Sinodo 2018: mons. Forte, su migranti “assenza impressionante dell’Europa”

foto SIR/Marco Calvarese

“C’è un’assenza impressionante dell’Europa nei confronti del fenomeno migratorio”. A denunciarlo è stato mons. Bruno Forte, arcivescovo di Chieti-Vasto e membro della Commissione per l’informazione, rispondendo alle domande dei giornalisti durante il briefing di oggi sul Sinodo, in Sala stampa vaticana. “Eppure i migranti sono una forza preziosa, hanno consentito in tanti casi di portare avanti l’azienda Italia”, ha fatto notare l’arcivescovo a proposito di uno dei temi di cui si è discusso in Aula e nei Circoli minori. “Il clima che si respira al Sinodo è molto sereno”, ha riferito Forte, segno di “una Chiesa che si interessa, ha a cuore, ama i giovani, il loro presente e il loro futuro”. Quanto allo “sguardo dei giovani”, variegato nei cinque continenti, Forte lo ha definito da una parte caratterizzato da “slancio e generosità”, dall’altra da “una grande fatica e un bisogno di ascolto, accompagnamento e integrazione: non vogliono essere solo destinatari né soltanto dire la loro, vogliono essere protagonisti del loro presente e del loro futuro”. “Speranza e desiderio”, per Forte, sono le caratteristiche, in particolare, di molti giovani del Sud del mondo, “che sono a volte protagonisti del fenomeno migratorio e sognano un futuro migliore”. Molti giovani dell’Occidente, invece, “hanno dentro tanta paura, tanta solitudine”. È quello digitale, per Forte, “il mondo dove spesso si creano tante solitudini: l’illusione che un’amicizia digitale sia una vera amicizia porta i giovani ad essere soli.
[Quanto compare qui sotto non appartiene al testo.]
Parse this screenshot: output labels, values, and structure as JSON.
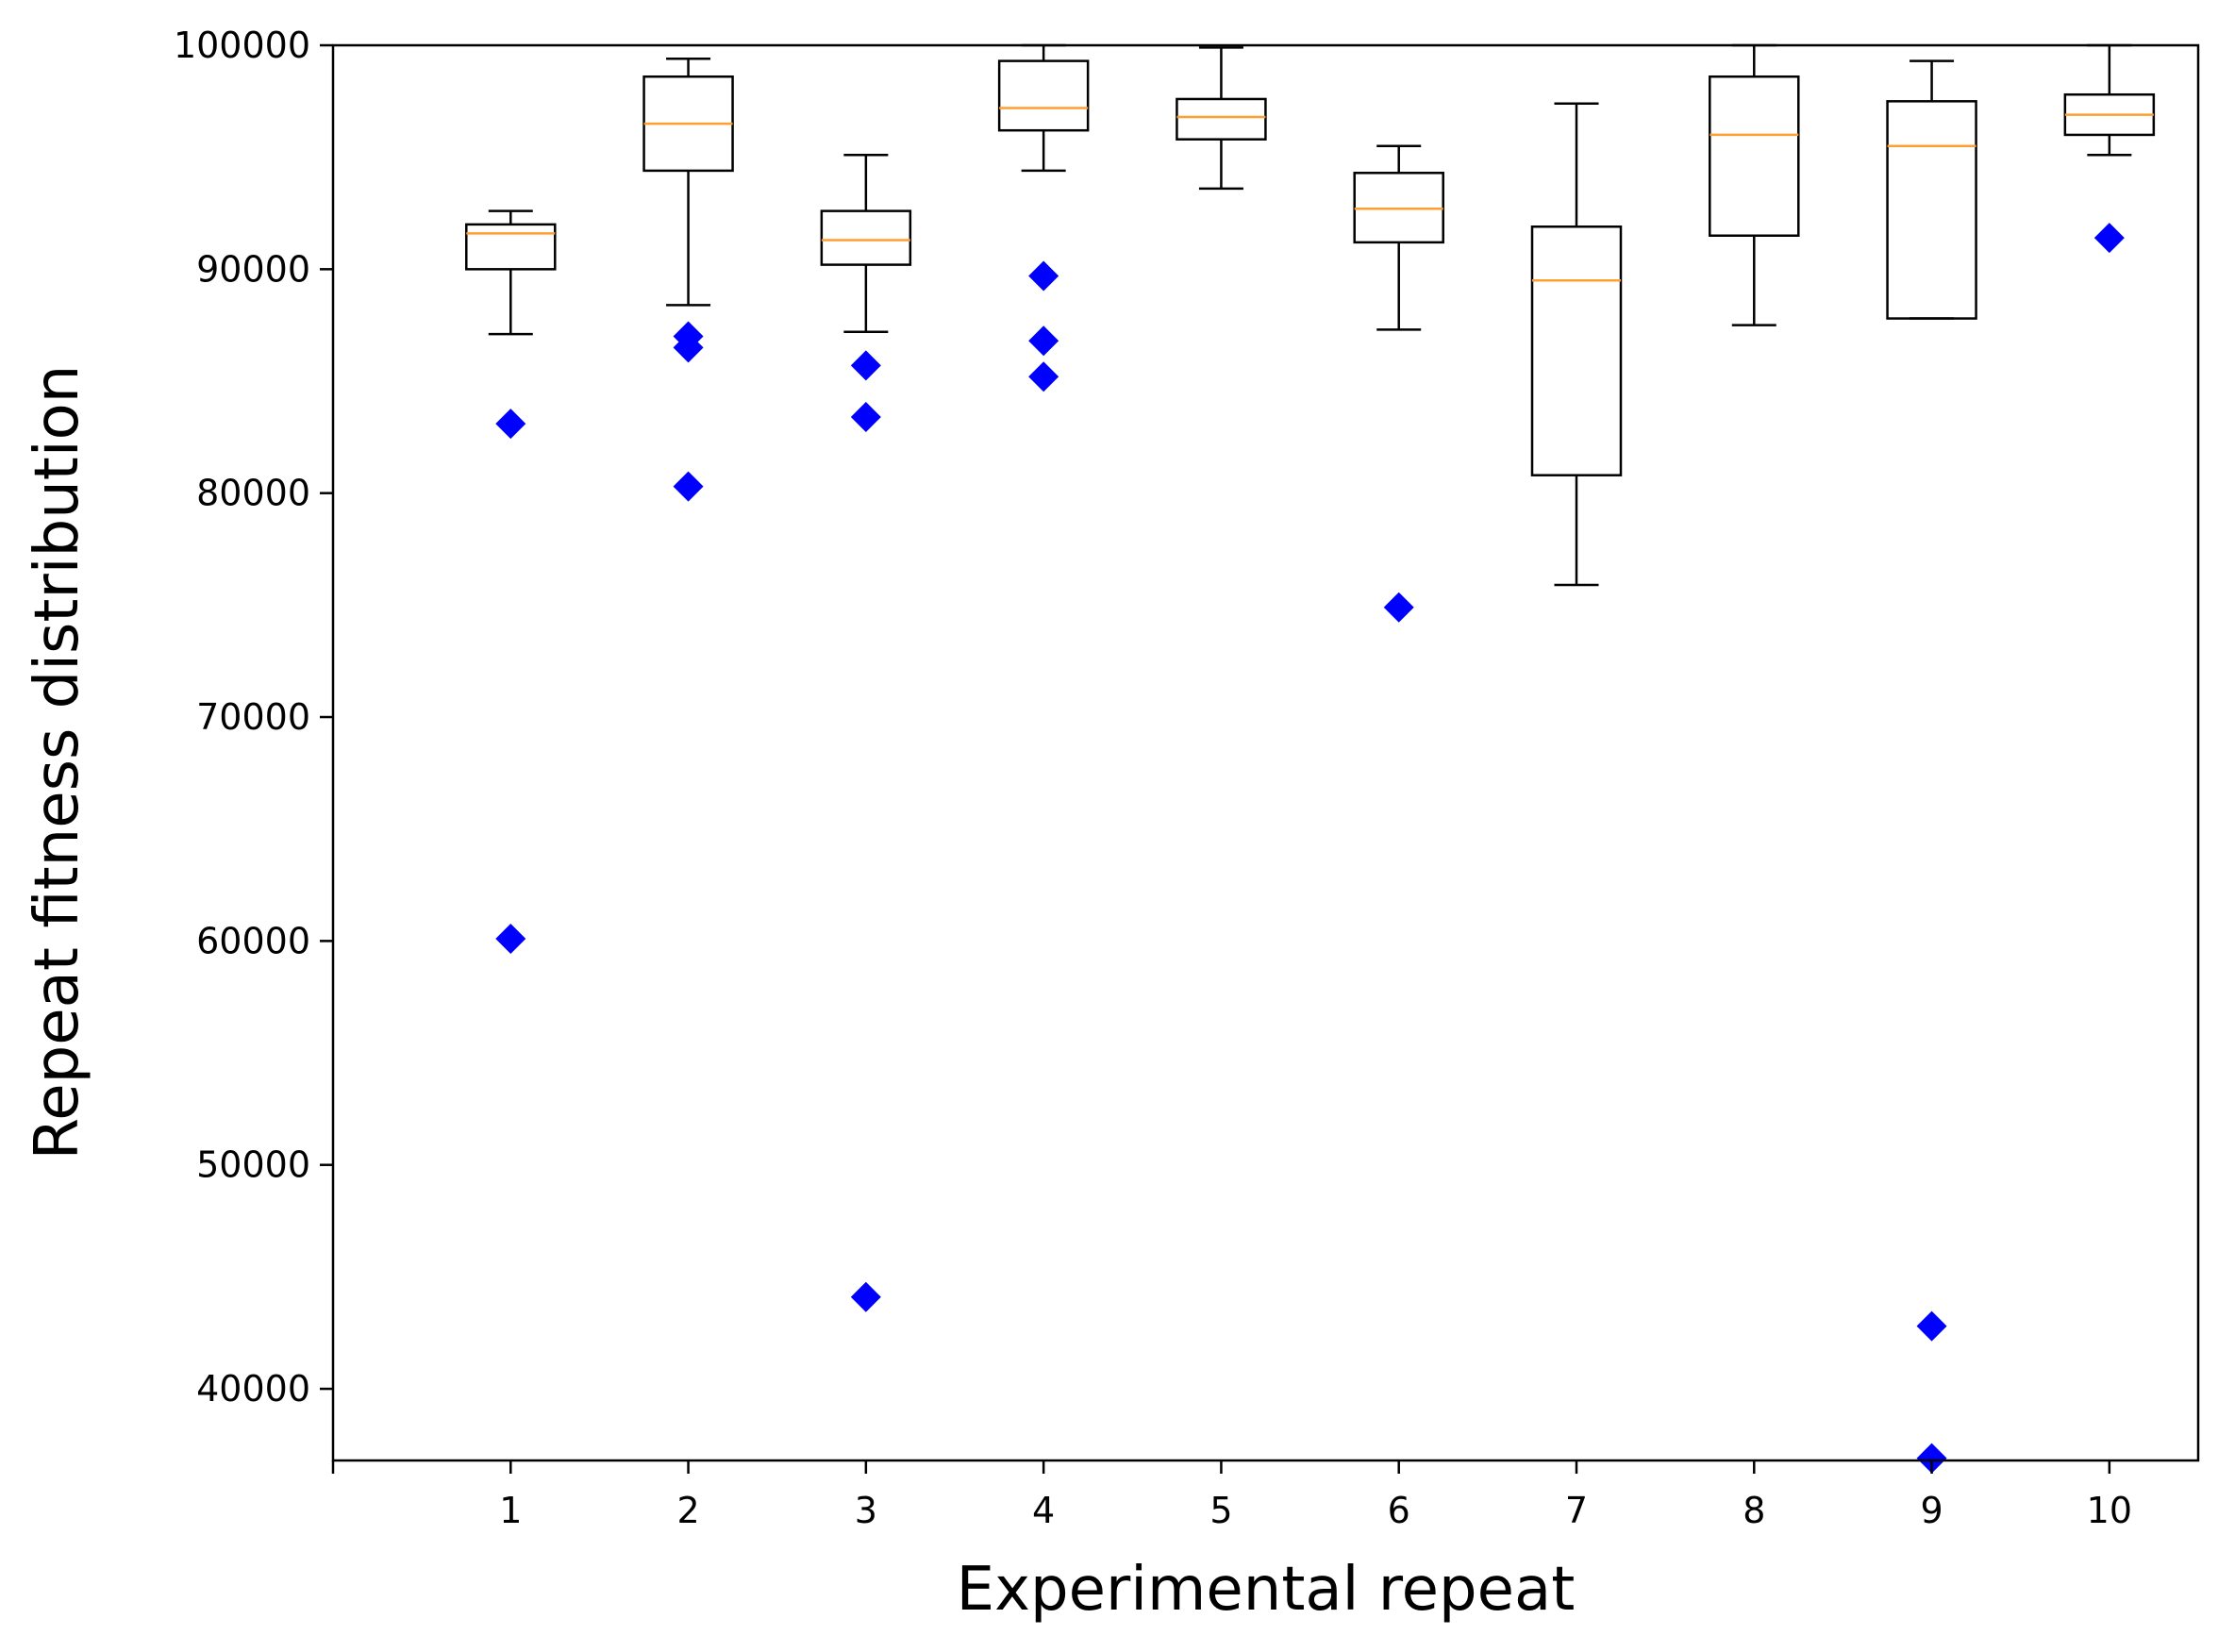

Occorre chiedersi come strapparli dalla ragnatela del web, perché ritornino alla realtà dei rapporti umani”. Tra le proposte avanzate nel corso del dibattito sinodale, ha riferito Paolo Ruffini, prefetto del Dicastero per la comunicazione della Santa Sede, figura anche la richiesta, rivolta alla comunità ecclesiale, di creare “una piattaforma digitale che connetta i giovani tra di loro”. Molto sentito anche il tema della povertà – “non si può predicare la povertà e vivere da re”, è stato detto – e dei “bambini di strada”, a cui “va restituito il diritto di una vita degna”. Nel dibattito al Sinodo – ha riferito, infine, mons. Forte rispondendo ad una domanda dei giornalisti – ha trovato posto anche il tema del celibato sacerdotale, “dato importante e prezioso per la Chiesa”.